Tablet computers can be used for depression screening in the waiting area of antenatal clinics. This requires the careful consideration of clinical workflows, and technology-related issues such as connectivity and security. An association between survey layout and EPDS scoring intervals needs to be explored further to determine if it corresponds to a survey layout effect. Future research needs to evaluate the effect of this type of antenatal depression screening on clinical outcomes and clinic workflows.
This study was registered in ClinicalTrials.gov under the identifier NCT02516982 on 20 July 2015.
移动设备可能有助于在产前诊所候诊区进行抑郁症筛查。这可能带来实施方面的挑战,我们重点关注了调查问卷布局和技术部署。
我们评估了使用平板电脑对英格兰各地国民健康服务体系(NHS)产前诊所的530名孕妇进行社会人口学调查、Whooley问题调查以及爱丁堡产后抑郁量表(EPDS)测评的可行性。我们将参与者随机分为两种调查问卷布局版本之一:(i)滚动布局,即每份调查问卷在单个屏幕上呈现;或(ii)分页布局,即在任何给定时间屏幕上仅显示一个问题。
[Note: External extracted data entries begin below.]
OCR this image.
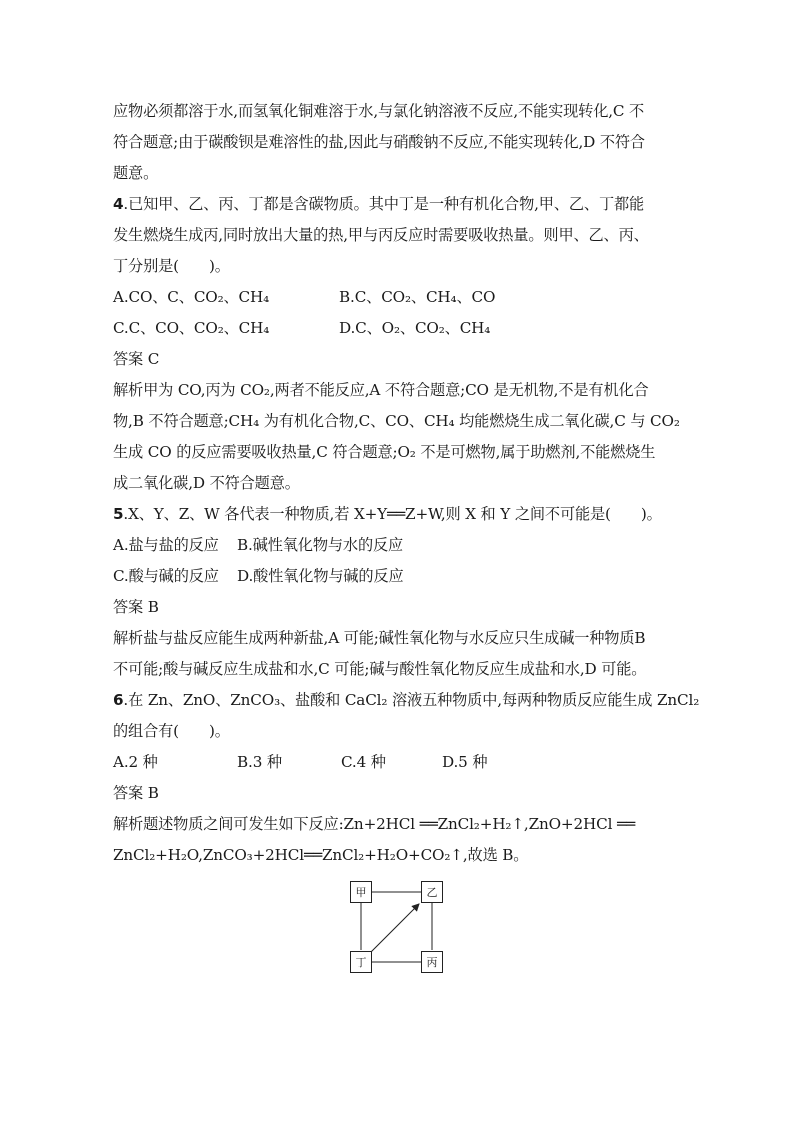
应物必须都溶于水,而氢氧化铜难溶于水,与氯化钠溶液不反应,不能实现转化,C 不
符合题意;由于碳酸钡是难溶性的盐,因此与硝酸钠不反应,不能实现转化,D 不符合
题意。
4.已知甲、乙、丙、丁都是含碳物质。其中丁是一种有机化合物,甲、乙、丁都能
发生燃烧生成丙,同时放出大量的热,甲与丙反应时需要吸收热量。则甲、乙、丙、
丁分别是(　　)。
A.CO、C、CO₂、CH₄	B.C、CO₂、CH₄、CO
C.C、CO、CO₂、CH₄	D.C、O₂、CO₂、CH₄
答案 C
解析甲为 CO,丙为 CO₂,两者不能反应,A 不符合题意;CO 是无机物,不是有机化合
物,B 不符合题意;CH₄ 为有机化合物,C、CO、CH₄ 均能燃烧生成二氧化碳,C 与 CO₂
生成 CO 的反应需要吸收热量,C 符合题意;O₂ 不是可燃物,属于助燃剂,不能燃烧生
成二氧化碳,D 不符合题意。
5.X、Y、Z、W 各代表一种物质,若 X+Y══Z+W,则 X 和 Y 之间不可能是(　　)。
A.盐与盐的反应	B.碱性氧化物与水的反应
C.酸与碱的反应	D.酸性氧化物与碱的反应
答案 B
解析盐与盐反应能生成两种新盐,A 可能;碱性氧化物与水反应只生成碱一种物质B
不可能;酸与碱反应生成盐和水,C 可能;碱与酸性氧化物反应生成盐和水,D 可能。
6.在 Zn、ZnO、ZnCO₃、盐酸和 CaCl₂ 溶液五种物质中,每两种物质反应能生成 ZnCl₂
的组合有(　　)。
A.2 种	B.3 种	C.4 种	D.5 种
答案 B
解析题述物质之间可发生如下反应:Zn+2HCl ══ZnCl₂+H₂↑,ZnO+2HCl ══
ZnCl₂+H₂O,ZnCO₃+2HCl══ZnCl₂+H₂O+CO₂↑,故选 B。
甲	乙
丁	丙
总体而言,85.10%符合条件的孕妇同意参与。其中,90.95%完成了研究程序。约23%的参与者对至少一个Whooley问题回答“是”,约13%的参与者在EPDS上得分达到10分及以上。我们未观察到调查问卷布局与对Whooley问题的回答、EPDS中位数得分、自我伤害风险增加的参与者数量以及寻求技术帮助的参与者数量之间存在关联。然而,我们观察到每个EPDS评分区间的参与者数量存在差异(p = 0.008),这表明了女性的抑郁风险。滚动布局的完成时间(中位数 = 4分46秒)比分页布局(中位数 = 5分33秒)更快(p = 0.024)。然而,这种差异(47.5秒)的临床意义尚待确定。
平板电脑可用于产前诊所候诊区的抑郁症筛查。这需要仔细考虑临床工作流程以及与技术相关的问题,如连接性和安全性。需要进一步探索调查问卷布局与EPDS评分区间之间的关联,以确定其是否对应于一种调查问卷布局效应。未来的研究需要评估这种产前抑郁症筛查对临床结局和诊所工作流程的影响。
本研究于2015年7月20日在ClinicalTrials.gov上注册,标识符为NCT02516982。